Conforme o documento do procurador, o pedido, autorizado pela presidente do órgão, Joenia Wapichana, ocorre tendo em vista “potencial conflito de interesses e de posicionamento” entre a Funai, a Agência Nacional de Mineração (ANM) e a União.


O GT de Delimitação e Demarcação foi constituído no dia 3 de agosto de 2023 da Terra Indígena Soares/Urucurituba. No dia 9 de agosto, o órgão indigenista recomendou à empresa e ao Ipaam a “suspensão do processo licenciamento ambiental até que fossem concluídos os estudos que subsidiarão manifestação da FUNAI ao órgão licenciador competente”. A recomendação não foi aceita.


Especialistas ouvidos pela Amazônia Real que acompanham o caso dos indígenas Mura afirmam que o passo seguinte ao GT é a criação do Relatório Circunstanciado de Identificação de Delimitação da Terra Indígena e elaboração de mapas territoriais.


Porém, os procedimentos da Funai estão amarrados pela Lei 14.701/2023 (a lei do marco temporal), cujo artigo 9º permite atividades por não indígenas antes de concluído o processo demarcatório, embora não cite explicitamente atividades de exploração de recursos naturais. “A CCAF é um órgão político. E a suspensão do processo pode prejudicar os indígenas. Não traz benefícios para eles”, disse uma jurista ouvida pela reportagem.


Críticas ao governo Lula


Para indígenas ouvidos pela Amazônia Real, as últimas decisões judicial estão sendo utilizadas como pretextos para acelerar as licenças ambientais e realizar um processo apressado do empreendimento.

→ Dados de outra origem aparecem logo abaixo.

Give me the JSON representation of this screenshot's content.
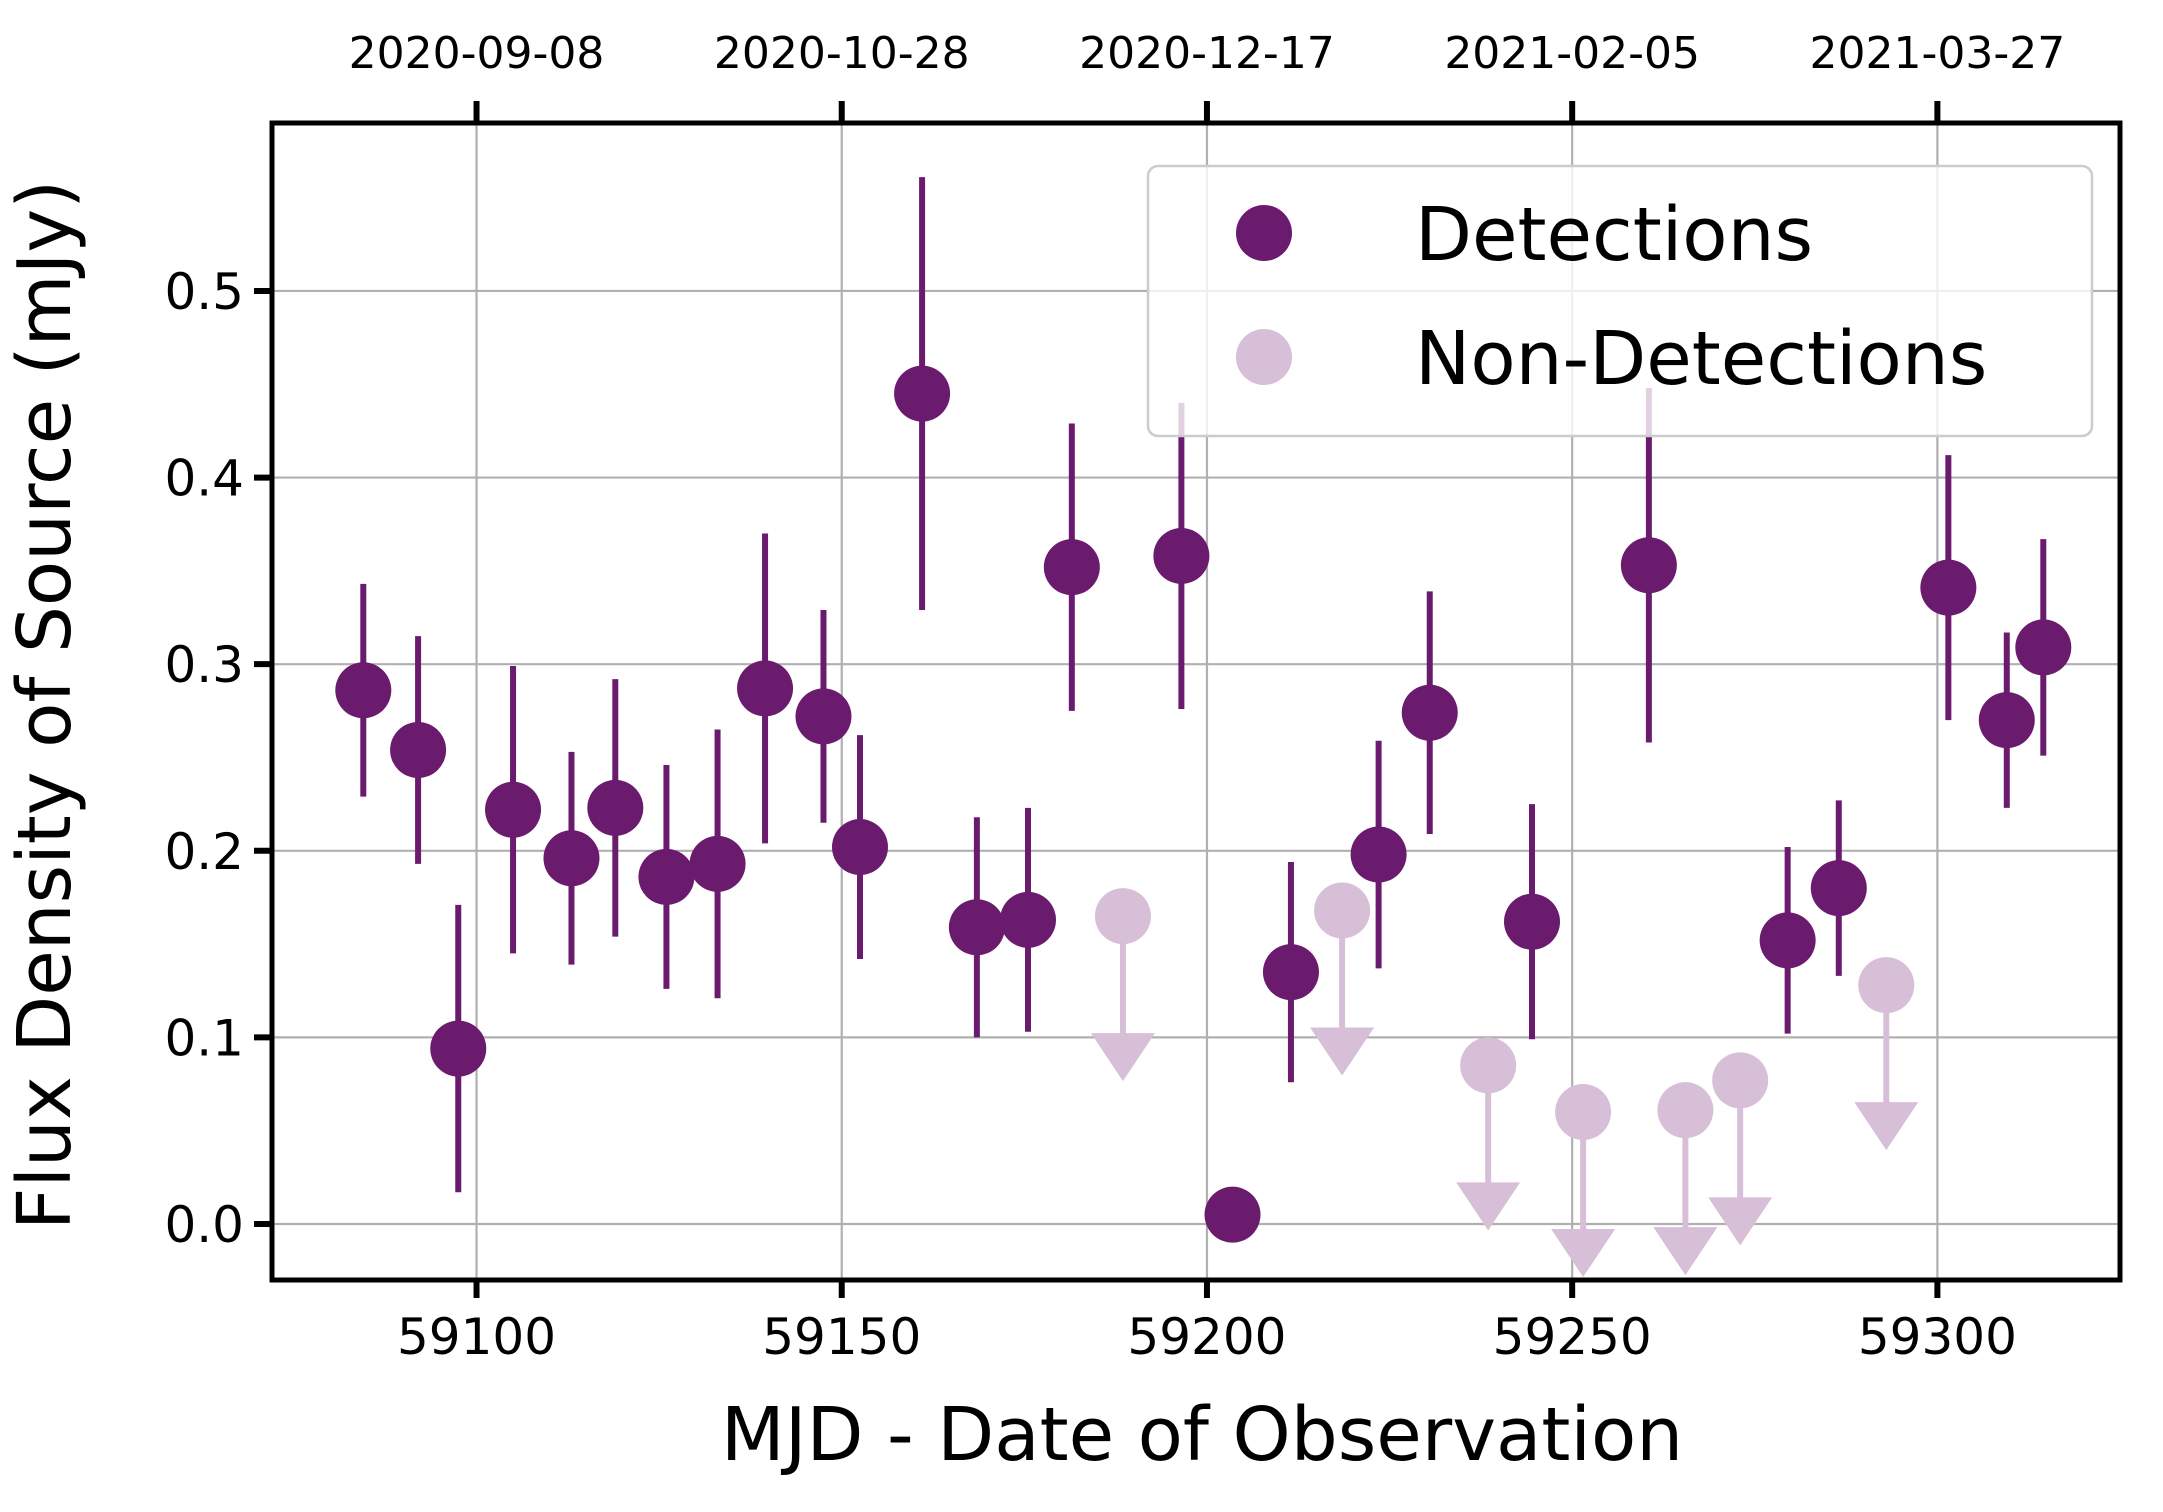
{
  "chart_data": {
    "type": "scatter",
    "title": "",
    "xlabel": "MJD - Date of Observation",
    "ylabel": "Flux Density of Source (mJy)",
    "xlim": [
      59072,
      59325
    ],
    "ylim": [
      -0.03,
      0.59
    ],
    "grid": true,
    "legend_position": "top-right",
    "x_ticks": [
      59100,
      59150,
      59200,
      59250,
      59300
    ],
    "x_tick_labels": [
      "59100",
      "59150",
      "59200",
      "59250",
      "59300"
    ],
    "y_ticks": [
      0.0,
      0.1,
      0.2,
      0.3,
      0.4,
      0.5
    ],
    "y_tick_labels": [
      "0.0",
      "0.1",
      "0.2",
      "0.3",
      "0.4",
      "0.5"
    ],
    "top_axis": {
      "ticks": [
        59100,
        59150,
        59200,
        59250,
        59300
      ],
      "labels": [
        "2020-09-08",
        "2020-10-28",
        "2020-12-17",
        "2021-02-05",
        "2021-03-27"
      ]
    },
    "series": [
      {
        "name": "Detections",
        "color": "#6a1b6e",
        "points": [
          {
            "x": 59084.5,
            "y": 0.286,
            "yerr": 0.057
          },
          {
            "x": 59092.0,
            "y": 0.254,
            "yerr": 0.061
          },
          {
            "x": 59097.5,
            "y": 0.094,
            "yerr": 0.077
          },
          {
            "x": 59105.0,
            "y": 0.222,
            "yerr": 0.077
          },
          {
            "x": 59113.0,
            "y": 0.196,
            "yerr": 0.057
          },
          {
            "x": 59119.0,
            "y": 0.223,
            "yerr": 0.069
          },
          {
            "x": 59126.0,
            "y": 0.186,
            "yerr": 0.06
          },
          {
            "x": 59133.0,
            "y": 0.193,
            "yerr": 0.072
          },
          {
            "x": 59139.5,
            "y": 0.287,
            "yerr": 0.083
          },
          {
            "x": 59147.5,
            "y": 0.272,
            "yerr": 0.057
          },
          {
            "x": 59152.5,
            "y": 0.202,
            "yerr": 0.06
          },
          {
            "x": 59161.0,
            "y": 0.445,
            "yerr": 0.116
          },
          {
            "x": 59168.5,
            "y": 0.159,
            "yerr": 0.059
          },
          {
            "x": 59175.5,
            "y": 0.163,
            "yerr": 0.06
          },
          {
            "x": 59181.5,
            "y": 0.352,
            "yerr": 0.077
          },
          {
            "x": 59196.5,
            "y": 0.358,
            "yerr": 0.082
          },
          {
            "x": 59203.5,
            "y": 0.005,
            "yerr": 0.0
          },
          {
            "x": 59211.5,
            "y": 0.135,
            "yerr": 0.059
          },
          {
            "x": 59223.5,
            "y": 0.198,
            "yerr": 0.061
          },
          {
            "x": 59230.5,
            "y": 0.274,
            "yerr": 0.065
          },
          {
            "x": 59244.5,
            "y": 0.162,
            "yerr": 0.063
          },
          {
            "x": 59260.5,
            "y": 0.353,
            "yerr": 0.095
          },
          {
            "x": 59279.5,
            "y": 0.152,
            "yerr": 0.05
          },
          {
            "x": 59286.5,
            "y": 0.18,
            "yerr": 0.047
          },
          {
            "x": 59301.5,
            "y": 0.341,
            "yerr": 0.071
          },
          {
            "x": 59309.5,
            "y": 0.27,
            "yerr": 0.047
          },
          {
            "x": 59314.5,
            "y": 0.309,
            "yerr": 0.058
          }
        ]
      },
      {
        "name": "Non-Detections",
        "color": "#d8bfd8",
        "upper_limit_arrows": true,
        "points": [
          {
            "x": 59188.5,
            "y": 0.165
          },
          {
            "x": 59218.5,
            "y": 0.168
          },
          {
            "x": 59238.5,
            "y": 0.085
          },
          {
            "x": 59251.5,
            "y": 0.06
          },
          {
            "x": 59265.5,
            "y": 0.061
          },
          {
            "x": 59273.0,
            "y": 0.077
          },
          {
            "x": 59293.0,
            "y": 0.128
          }
        ]
      }
    ]
  }
}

O professor e liderança Herton Mura, morador da aldeia Santo Antônio, em Careiro da Várzea, avalia que as decisões que permitem a mineração no território indígena são resultado de uma força política que tem apoio no município de Autazes, no governo do Amazonas e no governo federal. Ele critica o governador do Amazonas, Wilson Lima, que defende abertamente a mineração e também o presidente Lula.


“O governo brasileiro tem vendido para o mundo que está protegendo a Amazônia. Está correndo atrás de recurso, fazendo de tudo para conseguir dinheiro, dizendo que é para diminuir o desmatamento. Faz propaganda e aqui estamos nós, Mura, pedindo socorro. Espero que o governo pare de fingir que a gente não existe, que o Lago do Soares não é terra indígena”, diz Herton.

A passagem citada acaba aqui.